Royaume-Uni : le gouvernement parie sur des piqûres anti-obésité pour lutter contre le chômage

Le gouvernement britannique veut s'appuyer sur les traitements de nouvelle génération contre l'obésité pour réduire la pression sur le système public de santé et aider des gens à «retourner au travail», après un accord passé avec un laboratoire américain.

À l'occasion d'un sommet qui s'est déroulé lundi à Londres, le gouvernement a annoncé un partenariat avec le géant pharmaceutique Eli Lilly, le créateur de l'un de ces traitements ultrapopulaires, qui prévoit d'investir 279 millions de livres (335 millions d'euros) au Royaume-Uni. «Ce médicament sera très utile aux personnes qui veulent perdre du poids, qui ont besoin de perdre du poids, et très important pour l'économie afin que les gens puissent retourner au travail», a souligné le premier ministre Keir Starmer dans un entretien mardi avec la BBC. «Nous devons réduire la pression sur le NHS», le système public de santé en crise après des années de sous-financement, «et ceci y contribuera», a-t-il ajouté.

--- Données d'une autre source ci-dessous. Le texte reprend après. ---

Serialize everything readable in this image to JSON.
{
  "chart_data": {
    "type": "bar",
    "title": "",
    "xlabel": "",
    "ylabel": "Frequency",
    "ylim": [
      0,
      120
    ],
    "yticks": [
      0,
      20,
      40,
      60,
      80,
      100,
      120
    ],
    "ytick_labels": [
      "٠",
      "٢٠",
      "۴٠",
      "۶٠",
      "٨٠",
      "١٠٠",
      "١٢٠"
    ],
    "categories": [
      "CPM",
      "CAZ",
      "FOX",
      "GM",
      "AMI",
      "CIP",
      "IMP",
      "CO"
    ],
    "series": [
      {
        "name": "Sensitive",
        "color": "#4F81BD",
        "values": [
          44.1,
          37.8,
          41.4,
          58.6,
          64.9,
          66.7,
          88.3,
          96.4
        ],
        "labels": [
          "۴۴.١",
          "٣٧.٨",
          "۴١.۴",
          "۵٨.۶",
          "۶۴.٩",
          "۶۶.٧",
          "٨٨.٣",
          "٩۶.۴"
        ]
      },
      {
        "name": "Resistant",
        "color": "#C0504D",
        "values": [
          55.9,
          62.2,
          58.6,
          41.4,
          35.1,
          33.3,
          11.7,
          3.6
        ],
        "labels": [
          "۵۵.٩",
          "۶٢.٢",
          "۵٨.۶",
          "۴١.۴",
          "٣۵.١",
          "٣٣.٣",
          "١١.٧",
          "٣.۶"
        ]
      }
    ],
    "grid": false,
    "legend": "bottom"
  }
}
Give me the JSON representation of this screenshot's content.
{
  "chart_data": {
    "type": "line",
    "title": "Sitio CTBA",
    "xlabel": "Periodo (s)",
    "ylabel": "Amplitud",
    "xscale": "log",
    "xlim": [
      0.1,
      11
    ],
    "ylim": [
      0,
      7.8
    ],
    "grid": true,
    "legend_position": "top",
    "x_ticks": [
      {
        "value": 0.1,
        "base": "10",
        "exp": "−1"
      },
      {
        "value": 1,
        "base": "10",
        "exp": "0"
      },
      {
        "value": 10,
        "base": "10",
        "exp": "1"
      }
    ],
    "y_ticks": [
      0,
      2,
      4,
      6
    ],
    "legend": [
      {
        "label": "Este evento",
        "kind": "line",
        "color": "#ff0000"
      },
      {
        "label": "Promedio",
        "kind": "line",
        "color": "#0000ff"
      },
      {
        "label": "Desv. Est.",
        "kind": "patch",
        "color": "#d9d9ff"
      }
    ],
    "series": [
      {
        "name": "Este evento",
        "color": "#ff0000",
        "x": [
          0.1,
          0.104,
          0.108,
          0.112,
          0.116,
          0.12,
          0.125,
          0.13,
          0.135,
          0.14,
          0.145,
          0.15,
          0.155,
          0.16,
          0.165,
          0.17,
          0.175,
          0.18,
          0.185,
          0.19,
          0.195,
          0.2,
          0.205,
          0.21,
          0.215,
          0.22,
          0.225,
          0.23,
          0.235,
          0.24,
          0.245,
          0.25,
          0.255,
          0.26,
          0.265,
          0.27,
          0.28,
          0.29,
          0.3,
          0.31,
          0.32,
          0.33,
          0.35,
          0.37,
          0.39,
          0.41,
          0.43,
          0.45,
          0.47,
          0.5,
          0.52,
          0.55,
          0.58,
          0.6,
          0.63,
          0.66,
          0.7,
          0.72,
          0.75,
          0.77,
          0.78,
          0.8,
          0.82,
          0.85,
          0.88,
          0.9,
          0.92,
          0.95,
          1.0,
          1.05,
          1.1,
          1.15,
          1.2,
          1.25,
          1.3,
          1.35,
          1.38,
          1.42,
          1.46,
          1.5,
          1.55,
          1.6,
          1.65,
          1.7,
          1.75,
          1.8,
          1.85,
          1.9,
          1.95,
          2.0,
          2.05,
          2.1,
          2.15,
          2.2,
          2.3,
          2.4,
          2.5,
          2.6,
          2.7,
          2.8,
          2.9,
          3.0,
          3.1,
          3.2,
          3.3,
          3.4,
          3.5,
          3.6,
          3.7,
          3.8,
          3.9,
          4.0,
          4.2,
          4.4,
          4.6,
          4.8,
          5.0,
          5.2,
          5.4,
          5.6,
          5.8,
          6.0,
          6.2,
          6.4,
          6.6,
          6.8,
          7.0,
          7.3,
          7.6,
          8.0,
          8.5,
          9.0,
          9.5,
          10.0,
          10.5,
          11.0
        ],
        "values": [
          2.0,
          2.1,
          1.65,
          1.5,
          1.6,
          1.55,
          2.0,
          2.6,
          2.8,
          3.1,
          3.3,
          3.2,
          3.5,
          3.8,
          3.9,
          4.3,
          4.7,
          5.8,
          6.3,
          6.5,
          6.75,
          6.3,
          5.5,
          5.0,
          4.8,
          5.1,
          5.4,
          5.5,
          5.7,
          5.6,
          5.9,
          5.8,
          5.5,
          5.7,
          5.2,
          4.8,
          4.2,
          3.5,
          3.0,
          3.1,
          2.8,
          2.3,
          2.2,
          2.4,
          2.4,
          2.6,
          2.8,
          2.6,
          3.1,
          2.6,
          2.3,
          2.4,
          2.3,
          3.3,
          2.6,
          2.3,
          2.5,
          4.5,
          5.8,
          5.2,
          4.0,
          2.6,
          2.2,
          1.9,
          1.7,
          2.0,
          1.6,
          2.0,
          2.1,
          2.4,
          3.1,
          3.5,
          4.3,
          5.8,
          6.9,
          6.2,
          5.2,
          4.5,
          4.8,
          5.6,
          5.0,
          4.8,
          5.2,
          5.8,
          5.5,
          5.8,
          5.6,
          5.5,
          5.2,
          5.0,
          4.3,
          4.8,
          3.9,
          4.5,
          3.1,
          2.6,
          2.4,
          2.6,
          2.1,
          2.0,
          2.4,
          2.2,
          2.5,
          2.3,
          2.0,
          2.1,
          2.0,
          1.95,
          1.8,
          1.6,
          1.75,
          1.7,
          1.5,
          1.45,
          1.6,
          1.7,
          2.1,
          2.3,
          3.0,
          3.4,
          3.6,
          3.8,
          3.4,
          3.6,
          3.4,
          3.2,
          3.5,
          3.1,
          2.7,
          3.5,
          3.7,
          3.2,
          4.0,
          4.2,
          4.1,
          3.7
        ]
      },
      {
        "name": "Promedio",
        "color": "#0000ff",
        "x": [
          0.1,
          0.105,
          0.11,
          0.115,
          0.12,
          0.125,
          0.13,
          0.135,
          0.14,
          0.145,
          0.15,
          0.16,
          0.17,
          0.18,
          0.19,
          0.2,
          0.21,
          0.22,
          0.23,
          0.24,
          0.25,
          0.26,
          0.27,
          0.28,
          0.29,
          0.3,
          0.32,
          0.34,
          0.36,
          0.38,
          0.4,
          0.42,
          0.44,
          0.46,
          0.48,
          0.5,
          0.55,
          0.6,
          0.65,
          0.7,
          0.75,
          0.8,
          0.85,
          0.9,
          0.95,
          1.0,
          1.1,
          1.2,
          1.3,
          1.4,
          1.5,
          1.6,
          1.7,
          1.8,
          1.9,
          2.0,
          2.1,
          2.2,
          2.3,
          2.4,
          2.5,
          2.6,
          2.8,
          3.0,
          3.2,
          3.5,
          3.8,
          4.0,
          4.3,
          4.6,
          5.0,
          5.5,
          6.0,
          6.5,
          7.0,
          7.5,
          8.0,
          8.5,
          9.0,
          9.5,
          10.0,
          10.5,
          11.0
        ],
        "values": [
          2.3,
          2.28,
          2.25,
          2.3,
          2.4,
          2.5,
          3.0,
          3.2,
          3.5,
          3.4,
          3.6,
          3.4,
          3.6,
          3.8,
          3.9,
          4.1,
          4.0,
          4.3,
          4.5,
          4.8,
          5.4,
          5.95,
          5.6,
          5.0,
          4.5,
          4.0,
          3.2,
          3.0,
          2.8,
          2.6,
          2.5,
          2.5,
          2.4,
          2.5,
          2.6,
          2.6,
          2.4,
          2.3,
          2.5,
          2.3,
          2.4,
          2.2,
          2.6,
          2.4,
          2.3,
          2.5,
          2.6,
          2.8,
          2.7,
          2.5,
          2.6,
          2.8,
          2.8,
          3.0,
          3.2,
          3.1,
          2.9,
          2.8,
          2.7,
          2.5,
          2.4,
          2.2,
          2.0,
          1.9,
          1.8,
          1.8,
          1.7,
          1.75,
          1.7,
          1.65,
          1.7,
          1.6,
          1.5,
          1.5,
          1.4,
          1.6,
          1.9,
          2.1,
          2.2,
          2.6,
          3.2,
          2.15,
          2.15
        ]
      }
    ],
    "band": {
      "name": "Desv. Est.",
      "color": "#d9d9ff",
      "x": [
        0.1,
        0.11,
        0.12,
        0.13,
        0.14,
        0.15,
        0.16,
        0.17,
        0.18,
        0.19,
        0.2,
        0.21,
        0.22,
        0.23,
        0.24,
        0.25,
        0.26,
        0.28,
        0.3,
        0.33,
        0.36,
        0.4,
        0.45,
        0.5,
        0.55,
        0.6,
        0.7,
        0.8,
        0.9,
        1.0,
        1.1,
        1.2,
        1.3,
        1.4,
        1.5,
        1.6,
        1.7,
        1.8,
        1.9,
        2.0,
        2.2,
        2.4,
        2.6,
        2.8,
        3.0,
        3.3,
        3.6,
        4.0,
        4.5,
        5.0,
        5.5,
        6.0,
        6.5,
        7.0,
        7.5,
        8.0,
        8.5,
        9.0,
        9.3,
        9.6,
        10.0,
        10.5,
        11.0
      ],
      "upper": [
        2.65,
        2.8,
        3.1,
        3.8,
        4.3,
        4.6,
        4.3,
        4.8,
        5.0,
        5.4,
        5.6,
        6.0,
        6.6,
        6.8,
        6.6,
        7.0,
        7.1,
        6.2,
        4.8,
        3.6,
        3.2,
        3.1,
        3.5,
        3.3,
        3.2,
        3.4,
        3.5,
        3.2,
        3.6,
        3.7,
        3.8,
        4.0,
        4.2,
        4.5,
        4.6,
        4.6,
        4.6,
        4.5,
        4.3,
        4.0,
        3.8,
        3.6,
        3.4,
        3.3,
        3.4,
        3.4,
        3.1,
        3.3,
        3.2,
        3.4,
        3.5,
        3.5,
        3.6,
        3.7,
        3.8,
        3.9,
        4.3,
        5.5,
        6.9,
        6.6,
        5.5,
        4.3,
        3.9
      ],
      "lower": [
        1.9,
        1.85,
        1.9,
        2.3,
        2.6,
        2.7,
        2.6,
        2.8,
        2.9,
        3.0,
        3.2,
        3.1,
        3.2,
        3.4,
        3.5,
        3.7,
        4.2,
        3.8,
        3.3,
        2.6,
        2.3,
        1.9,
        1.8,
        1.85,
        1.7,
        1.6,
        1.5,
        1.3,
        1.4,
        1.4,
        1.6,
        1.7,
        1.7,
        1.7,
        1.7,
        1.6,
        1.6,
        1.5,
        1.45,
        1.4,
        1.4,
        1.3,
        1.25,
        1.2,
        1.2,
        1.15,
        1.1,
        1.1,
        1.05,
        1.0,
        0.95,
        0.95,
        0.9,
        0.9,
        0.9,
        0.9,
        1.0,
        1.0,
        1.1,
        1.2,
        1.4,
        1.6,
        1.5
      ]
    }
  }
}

Un taux d’obésité parmi les plus élevés d’Europe

Un laboratoire «accélérateur d'innovation» va être créé près de Manchester et permettra d'étudier pendant cinq ans l'impact «dans la vie réelle» du Mounjaro, le traitement d'Eli Lilly. Selon le Telegraph, 3000 personnes atteintes d'obésité au chômage, intérimaires ou en arrêt maladie vont être recrutées pour cette étude, qui doit notamment évaluer si la prise de ce médicament permet aux patients de reprendre le travail.

Selon le ministre de la Santé Wes Streeting, l'obésité coûte 11 milliards de livres au NHS chaque année, «plus encore que le tabagisme», poussant certaines personnes à s'arrêter de travailler et d'autres à «prendre en moyenne quatre jours d'arrêt maladie supplémentaires par an». Il a souligné que la prise de ces traitements ne devait pas faire oublier la nécessité d'«adopter un mode de vie sain».

L'Ozempic est le plus connu de ces traitements contre l'obésité. Eli Lilly a mis au point sa propre molécule tirzépatide et le Mounjaro a fait l'objet d'une pénurie quasiment dès sa mise sur le marché en 2022 aux Etats-Unis. Il a été autorisé en février au Royaume-Uni. Selon des chiffres de janvier 2023, 26% des adultes sont obèses en Angleterre et 38% sont en surpoids, une proportion parmi les plus élevées d'Europe.

À fin août 2024, le taux de chômage s'élevait à 4% au Royaume-Uni, qui comptait 1,39 million de personnes âgées de plus de 16 ans sans emploi. Quelque 9,26 millions de personnes entre 16 et 64 ans sont considérées «économiquement inactive», c'est-à-dire hors du marché du travail et ne cherchant pas d'emploi, un chiffre qui a bondi au Royaume-Uni avec la pandémie de Covid-19.

Des mesures «inefficaces» selon un think tank

Les annonces du gouvernement ont fait bondir plusieurs ONG et associations, dont le think tank Institute for Public Policy Research (IPPR). Pour Chris Thomas, son directeur, rien ne sert de renvoyer des personnes en situation d’obésité dans l’environnement de travail qui est responsable de leurs problèmes de santé.

Il assure que les employeurs doivent pouvoir garantir à leurs salariés un accès à une nourriture saine sous peine de s’exposer à des sanctions de la part du Health and Safety Executive, l’autorité compétente en matière d’inspection du travail. «L'accès direct à des aliments sains est déterminant pour le poids et l'alimentation d'une personne sur son lieu de travail», explique Chris Thomas, pour qui «une forte pression» et «des horaires décalés» peuvent inciter les travailleurs à dépendre davantage de «plats à emporter».

Le think thank suggère au gouvernement de convenir avec les entreprises de normes de bonne santé sur le lieu de travail. Les autorités pourraient également sanctionner les grandes entreprises qui affichent «un taux inacceptable de démissions pour problèmes de santé».